KEITH WHITCOMB JR.
BENNINGTON -- In the case of a Massachusetts man accused of lewd conduct, whose case went to the Vermont Supreme Court, the state agreed Friday with a plea agreement that lessened the charge from a felony to a misdemeanor because the man has a terminal illness.
On Feb. 24, 2010, Bruce Carrolton, 64, of Fall River, Mass., pleaded not guilty to two felony counts of lewd and lascivious conduct. Had he been convicted, each charge would have carried up to 5 years in prison. He pleaded guilty Friday to one count of prohibited acts, a misdemeanor, and was ordered to pay a $100 fine.
Deputy State's Attorney Christina Rainville said Carrolton is suffering from terminal cancer and did not appear healthy in court Friday. She said he lives in Massachusetts and a conviction in Vermont would require him to live here for a time while his probation was transferred to the state where he gets medical help. She called his case "extraordinary," and said were it not for his severe illness the state would not have considered such a plea agreement.
"His illness made it impossible to anything else, really," Rainville said, adding that the victim and her family were in support of the agreement. She said she could not comment on the nature of plea agreement talks made before Carrolton's illness was an issue.
According to an affidavit by Vermont State Police, on Jan. 26, 2010, police spoke with a 16-year-old girl in Colchester who said Carrolton had sat next to her while she slept and touched her twice in different places. Carrolton declined to speak to police at the time.
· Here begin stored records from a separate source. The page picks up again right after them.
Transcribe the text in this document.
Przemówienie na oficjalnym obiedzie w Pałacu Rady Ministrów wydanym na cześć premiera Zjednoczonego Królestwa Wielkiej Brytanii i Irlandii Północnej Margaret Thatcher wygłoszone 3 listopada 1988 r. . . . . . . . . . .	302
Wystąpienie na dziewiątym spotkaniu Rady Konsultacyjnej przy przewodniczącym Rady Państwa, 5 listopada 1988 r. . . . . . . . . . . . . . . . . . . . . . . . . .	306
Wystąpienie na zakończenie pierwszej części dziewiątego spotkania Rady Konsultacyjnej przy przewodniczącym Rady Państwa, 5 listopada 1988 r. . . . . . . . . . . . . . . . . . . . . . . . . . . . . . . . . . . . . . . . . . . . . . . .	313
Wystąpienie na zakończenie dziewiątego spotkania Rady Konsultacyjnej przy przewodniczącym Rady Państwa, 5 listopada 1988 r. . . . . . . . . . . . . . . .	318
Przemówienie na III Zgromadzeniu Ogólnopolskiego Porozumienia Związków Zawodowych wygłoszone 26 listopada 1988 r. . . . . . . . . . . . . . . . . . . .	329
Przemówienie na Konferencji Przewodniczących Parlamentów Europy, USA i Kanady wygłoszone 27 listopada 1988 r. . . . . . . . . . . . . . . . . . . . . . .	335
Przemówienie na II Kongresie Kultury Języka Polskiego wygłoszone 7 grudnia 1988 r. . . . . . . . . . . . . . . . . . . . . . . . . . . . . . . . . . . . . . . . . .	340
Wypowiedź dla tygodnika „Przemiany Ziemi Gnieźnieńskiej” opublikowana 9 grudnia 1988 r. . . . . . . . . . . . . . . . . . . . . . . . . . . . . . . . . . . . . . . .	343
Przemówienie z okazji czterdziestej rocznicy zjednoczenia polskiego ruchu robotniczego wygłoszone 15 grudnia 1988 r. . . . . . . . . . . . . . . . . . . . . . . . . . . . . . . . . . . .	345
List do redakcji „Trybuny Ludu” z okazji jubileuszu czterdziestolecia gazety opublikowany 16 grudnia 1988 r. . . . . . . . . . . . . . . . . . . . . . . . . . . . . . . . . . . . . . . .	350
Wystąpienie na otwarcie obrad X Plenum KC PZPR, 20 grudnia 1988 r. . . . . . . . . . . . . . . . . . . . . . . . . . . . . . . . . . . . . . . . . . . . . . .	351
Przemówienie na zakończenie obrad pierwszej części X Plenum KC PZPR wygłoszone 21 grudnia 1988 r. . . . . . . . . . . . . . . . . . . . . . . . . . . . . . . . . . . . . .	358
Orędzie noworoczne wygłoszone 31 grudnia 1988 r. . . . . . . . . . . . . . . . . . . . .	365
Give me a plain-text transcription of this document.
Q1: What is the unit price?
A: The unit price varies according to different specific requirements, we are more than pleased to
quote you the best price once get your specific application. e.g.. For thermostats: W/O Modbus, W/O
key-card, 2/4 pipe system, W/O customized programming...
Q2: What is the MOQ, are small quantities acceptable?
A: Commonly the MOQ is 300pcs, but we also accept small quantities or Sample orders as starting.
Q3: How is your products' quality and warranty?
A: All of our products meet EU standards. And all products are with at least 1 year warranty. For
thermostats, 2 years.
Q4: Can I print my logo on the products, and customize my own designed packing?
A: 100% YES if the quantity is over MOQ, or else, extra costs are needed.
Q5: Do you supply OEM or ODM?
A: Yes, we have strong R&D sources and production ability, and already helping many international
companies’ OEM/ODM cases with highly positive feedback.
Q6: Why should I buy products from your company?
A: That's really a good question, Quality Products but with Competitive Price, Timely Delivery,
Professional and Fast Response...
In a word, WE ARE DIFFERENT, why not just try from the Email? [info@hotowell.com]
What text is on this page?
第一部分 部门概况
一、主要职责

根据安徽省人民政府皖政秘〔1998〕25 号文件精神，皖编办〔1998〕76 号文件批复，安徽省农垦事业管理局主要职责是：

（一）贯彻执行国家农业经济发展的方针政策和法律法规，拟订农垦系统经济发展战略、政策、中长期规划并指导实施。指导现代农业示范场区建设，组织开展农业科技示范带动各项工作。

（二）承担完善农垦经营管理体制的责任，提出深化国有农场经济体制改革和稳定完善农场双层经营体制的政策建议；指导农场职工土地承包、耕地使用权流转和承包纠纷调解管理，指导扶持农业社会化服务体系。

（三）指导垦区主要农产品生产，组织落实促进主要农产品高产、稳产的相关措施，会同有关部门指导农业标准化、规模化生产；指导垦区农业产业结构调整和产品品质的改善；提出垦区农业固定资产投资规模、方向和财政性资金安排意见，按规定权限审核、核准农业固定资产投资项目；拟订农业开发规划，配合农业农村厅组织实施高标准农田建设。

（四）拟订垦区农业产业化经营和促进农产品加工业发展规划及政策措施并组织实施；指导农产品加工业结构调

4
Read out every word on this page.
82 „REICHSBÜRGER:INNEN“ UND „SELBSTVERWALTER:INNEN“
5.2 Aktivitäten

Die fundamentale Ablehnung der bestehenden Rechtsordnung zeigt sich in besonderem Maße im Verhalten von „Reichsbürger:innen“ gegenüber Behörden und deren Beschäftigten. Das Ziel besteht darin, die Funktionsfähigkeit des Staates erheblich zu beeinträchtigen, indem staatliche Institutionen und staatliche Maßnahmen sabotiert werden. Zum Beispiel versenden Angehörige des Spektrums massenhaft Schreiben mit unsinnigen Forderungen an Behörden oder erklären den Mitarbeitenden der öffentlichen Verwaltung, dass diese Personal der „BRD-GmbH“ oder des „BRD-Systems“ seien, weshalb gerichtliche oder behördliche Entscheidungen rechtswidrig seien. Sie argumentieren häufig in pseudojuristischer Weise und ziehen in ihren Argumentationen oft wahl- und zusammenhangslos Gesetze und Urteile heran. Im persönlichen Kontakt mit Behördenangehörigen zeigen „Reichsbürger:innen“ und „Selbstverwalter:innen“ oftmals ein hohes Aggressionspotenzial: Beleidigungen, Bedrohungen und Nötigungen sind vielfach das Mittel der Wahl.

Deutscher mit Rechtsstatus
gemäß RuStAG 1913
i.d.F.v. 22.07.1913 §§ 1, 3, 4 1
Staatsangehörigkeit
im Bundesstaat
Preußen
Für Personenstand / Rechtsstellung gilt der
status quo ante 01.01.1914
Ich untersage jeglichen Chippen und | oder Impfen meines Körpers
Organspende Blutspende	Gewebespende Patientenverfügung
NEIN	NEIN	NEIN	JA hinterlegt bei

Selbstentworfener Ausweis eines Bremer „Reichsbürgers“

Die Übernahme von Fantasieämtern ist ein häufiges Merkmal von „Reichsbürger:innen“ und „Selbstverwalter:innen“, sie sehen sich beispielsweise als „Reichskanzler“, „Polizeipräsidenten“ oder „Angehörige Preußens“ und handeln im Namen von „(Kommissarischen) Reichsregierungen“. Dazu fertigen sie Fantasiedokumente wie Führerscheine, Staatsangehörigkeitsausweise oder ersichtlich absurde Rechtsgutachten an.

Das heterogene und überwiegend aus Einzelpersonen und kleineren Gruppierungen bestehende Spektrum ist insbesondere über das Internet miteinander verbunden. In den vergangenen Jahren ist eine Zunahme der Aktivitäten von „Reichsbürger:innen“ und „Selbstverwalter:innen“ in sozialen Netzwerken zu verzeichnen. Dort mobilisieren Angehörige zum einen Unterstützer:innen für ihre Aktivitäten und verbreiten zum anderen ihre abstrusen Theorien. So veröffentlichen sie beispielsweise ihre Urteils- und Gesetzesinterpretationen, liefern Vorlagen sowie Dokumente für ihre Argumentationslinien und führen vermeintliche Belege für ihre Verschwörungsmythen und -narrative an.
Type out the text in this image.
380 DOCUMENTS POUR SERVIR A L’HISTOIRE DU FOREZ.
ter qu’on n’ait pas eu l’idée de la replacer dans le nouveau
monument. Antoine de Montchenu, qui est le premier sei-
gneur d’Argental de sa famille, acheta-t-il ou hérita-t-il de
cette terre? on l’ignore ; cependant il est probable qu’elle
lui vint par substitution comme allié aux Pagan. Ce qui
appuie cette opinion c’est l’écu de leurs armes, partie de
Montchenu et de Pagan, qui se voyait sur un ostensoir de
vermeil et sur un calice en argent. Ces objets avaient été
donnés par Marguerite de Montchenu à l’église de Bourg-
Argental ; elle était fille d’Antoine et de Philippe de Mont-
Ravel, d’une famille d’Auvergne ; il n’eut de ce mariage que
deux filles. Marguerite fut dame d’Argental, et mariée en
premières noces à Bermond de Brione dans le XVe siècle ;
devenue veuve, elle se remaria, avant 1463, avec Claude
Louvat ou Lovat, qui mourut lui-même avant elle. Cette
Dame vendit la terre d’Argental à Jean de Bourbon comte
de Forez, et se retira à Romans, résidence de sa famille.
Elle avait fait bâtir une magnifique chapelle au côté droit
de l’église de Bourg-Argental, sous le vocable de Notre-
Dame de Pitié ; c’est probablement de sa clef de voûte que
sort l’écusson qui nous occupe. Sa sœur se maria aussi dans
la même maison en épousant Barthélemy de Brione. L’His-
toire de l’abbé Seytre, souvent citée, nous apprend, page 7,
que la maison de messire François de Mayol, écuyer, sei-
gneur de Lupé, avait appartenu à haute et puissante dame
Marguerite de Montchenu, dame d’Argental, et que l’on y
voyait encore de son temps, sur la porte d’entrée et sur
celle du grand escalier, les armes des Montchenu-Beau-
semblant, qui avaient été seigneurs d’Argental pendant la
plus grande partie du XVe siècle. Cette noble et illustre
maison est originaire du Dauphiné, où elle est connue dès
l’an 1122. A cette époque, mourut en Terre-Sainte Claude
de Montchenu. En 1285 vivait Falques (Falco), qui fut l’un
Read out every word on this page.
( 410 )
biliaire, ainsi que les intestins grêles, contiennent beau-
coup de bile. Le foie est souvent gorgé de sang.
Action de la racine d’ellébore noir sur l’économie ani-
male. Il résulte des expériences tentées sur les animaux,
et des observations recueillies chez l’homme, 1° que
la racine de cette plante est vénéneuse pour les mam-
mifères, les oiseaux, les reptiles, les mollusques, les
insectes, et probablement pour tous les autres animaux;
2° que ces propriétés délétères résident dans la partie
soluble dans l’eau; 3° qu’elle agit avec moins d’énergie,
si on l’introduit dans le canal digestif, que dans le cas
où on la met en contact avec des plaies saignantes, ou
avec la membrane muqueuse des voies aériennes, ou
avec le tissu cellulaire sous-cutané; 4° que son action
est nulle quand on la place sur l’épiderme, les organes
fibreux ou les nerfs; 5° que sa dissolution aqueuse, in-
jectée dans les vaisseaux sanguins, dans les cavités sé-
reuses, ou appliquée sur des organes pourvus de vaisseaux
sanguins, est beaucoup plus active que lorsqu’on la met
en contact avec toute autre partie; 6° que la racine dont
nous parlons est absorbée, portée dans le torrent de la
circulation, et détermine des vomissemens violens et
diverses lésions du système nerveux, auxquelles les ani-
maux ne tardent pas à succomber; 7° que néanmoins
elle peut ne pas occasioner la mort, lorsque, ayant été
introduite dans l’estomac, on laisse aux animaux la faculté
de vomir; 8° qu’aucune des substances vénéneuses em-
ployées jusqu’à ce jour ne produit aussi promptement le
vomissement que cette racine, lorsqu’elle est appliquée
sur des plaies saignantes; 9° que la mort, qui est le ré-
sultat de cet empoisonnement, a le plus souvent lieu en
The case was charged in Bennington County because there was a conflict with the Chittenden County State's Attorney's Office. The Bennington Superior Court Criminal Division ruled that the state could only charge Carrolton with one count of lewd and lascivious conduct owing to State v. Perillo, a Vermont Supreme Court decision similar to Carrolton's in which the higher court ruled because the two incidents of touching occurred during the same short time frame, they only counted as one incident and therefore could only net one lewd and lascivious conduct charge.
The Bennington County State's Attorney's Office appealed the decision hoping the Vermont Supreme Court would overturn State v. Perillo, but it did not.